In fact, in most of these cases, patients had very few or no symptoms. “According to our current treatment recommendations, the main reason to do an elective PCI procedure is to relieve symptoms, or address a high-risk situation, it’s not to prolong life, so that was the main reason these were classified as inappropriate,” Dehmer noted.
“If the patient is asymptomatic or has very few symptoms it’s hard to make their symptoms go away and if their stress test says they are low-risk then you have to ask yourself why is this procedure being done?”
Dehmer said that we will probably never get to a point where there are zero inappropriate procedures because there will not be enough clinical information to grade each and every procedure. When the AUC were under development it was estimated that there are over 4,000 possible clinical scenarios for PCI, “to characterize every single individual patient would have make the appropriate use criteria as thick as the New York City phonebook.
“It is inevitable that a few procedures will be judged as inappropriate because there will always be some variable to consider in an individual patient that requires physician judgement to make the final decision. The AUC provide guidance to physicians, but they are not meant to be a strict cookbook," said Dehmer.

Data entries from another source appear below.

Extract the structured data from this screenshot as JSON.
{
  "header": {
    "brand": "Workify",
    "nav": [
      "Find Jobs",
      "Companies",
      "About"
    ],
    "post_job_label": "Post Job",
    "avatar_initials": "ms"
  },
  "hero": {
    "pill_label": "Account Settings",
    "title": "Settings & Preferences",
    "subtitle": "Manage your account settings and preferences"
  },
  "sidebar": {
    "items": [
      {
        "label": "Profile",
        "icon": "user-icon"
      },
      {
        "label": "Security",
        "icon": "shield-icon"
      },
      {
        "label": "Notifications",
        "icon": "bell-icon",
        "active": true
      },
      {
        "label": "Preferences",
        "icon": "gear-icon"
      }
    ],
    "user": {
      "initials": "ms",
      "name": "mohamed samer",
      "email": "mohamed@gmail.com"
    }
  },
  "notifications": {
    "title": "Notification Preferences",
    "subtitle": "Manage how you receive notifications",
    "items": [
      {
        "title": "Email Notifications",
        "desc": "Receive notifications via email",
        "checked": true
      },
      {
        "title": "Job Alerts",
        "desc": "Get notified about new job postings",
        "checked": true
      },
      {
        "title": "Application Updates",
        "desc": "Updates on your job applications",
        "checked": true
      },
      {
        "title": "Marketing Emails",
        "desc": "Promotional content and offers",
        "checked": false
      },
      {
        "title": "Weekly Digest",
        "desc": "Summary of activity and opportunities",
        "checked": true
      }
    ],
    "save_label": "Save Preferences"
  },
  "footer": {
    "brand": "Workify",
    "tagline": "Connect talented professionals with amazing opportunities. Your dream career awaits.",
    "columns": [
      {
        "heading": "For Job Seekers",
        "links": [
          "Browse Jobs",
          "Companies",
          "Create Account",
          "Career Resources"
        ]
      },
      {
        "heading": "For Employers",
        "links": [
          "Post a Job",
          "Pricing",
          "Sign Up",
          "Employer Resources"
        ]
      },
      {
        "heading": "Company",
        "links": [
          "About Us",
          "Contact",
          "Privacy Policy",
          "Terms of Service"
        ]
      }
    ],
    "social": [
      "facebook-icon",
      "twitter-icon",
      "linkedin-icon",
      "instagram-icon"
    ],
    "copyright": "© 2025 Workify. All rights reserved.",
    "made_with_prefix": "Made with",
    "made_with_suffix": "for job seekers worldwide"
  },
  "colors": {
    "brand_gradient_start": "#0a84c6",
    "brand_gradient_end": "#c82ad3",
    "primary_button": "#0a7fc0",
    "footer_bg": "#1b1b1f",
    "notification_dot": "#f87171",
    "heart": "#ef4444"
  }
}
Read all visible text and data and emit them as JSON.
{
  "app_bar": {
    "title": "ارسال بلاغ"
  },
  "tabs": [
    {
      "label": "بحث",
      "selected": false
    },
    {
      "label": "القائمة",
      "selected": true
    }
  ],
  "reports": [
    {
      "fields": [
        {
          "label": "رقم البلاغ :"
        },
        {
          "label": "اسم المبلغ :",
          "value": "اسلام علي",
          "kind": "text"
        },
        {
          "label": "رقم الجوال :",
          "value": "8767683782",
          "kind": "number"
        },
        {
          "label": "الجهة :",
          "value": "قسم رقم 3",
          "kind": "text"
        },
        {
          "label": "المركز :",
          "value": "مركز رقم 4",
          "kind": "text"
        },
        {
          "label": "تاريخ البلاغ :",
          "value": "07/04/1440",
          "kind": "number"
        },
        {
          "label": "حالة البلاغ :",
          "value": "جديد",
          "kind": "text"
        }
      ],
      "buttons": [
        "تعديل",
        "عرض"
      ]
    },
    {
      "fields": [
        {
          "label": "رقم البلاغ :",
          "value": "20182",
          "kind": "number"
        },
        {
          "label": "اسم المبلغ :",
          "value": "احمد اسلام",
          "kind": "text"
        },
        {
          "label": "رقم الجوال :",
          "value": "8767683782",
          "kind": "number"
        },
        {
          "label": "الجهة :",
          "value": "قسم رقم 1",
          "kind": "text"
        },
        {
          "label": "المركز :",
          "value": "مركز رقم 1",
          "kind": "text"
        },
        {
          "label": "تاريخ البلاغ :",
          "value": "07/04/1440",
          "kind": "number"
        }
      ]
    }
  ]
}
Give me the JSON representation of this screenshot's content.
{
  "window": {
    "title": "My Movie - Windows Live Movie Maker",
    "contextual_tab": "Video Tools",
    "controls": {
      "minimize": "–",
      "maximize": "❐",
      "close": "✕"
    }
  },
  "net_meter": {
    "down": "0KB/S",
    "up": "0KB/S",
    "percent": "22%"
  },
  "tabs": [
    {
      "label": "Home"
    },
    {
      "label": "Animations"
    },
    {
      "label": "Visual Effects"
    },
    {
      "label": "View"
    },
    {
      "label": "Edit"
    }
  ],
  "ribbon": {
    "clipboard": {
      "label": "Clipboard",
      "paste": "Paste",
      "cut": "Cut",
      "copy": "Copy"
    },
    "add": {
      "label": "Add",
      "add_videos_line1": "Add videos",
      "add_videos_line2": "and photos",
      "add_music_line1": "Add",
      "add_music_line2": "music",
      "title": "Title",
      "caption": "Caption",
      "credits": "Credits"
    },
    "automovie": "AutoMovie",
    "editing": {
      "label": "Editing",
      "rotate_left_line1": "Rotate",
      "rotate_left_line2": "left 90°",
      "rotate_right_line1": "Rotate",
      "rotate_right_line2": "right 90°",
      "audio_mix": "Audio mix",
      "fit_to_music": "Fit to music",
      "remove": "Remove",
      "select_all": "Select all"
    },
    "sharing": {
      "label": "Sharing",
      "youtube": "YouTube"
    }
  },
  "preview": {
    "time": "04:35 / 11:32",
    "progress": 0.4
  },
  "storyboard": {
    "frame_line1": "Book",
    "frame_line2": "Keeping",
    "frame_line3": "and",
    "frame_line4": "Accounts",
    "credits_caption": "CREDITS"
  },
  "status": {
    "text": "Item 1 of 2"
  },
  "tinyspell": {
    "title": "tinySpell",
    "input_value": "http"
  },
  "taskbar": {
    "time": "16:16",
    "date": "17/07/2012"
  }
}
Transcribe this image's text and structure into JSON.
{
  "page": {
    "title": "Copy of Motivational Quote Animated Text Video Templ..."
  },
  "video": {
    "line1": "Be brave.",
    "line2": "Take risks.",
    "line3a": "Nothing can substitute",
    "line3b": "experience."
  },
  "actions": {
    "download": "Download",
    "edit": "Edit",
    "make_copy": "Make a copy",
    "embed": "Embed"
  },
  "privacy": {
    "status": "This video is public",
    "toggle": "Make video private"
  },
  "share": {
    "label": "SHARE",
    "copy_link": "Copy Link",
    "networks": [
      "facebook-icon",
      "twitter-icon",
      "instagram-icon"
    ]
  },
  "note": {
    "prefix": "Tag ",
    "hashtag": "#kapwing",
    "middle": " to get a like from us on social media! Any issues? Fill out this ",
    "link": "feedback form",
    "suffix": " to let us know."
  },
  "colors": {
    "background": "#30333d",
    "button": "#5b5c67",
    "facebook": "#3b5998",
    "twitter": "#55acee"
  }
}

However, the AUC will help individual facilities and interventional cardiologists identify their own procedures as appropriate, uncertain or inappropriate and understand where they are performing in comparison to the benchmarks.
“In this profession we have the privilege to regulate ourselves to make sure we are doing procedures that are in the best interest of patients in every individual patient case,” Dehmer offered.
“Before appropriate use we couldn’t measure what we’re doing, now this gives us a benchmark and we are able to work toward areas where we need improvement and then begin making those improvements.”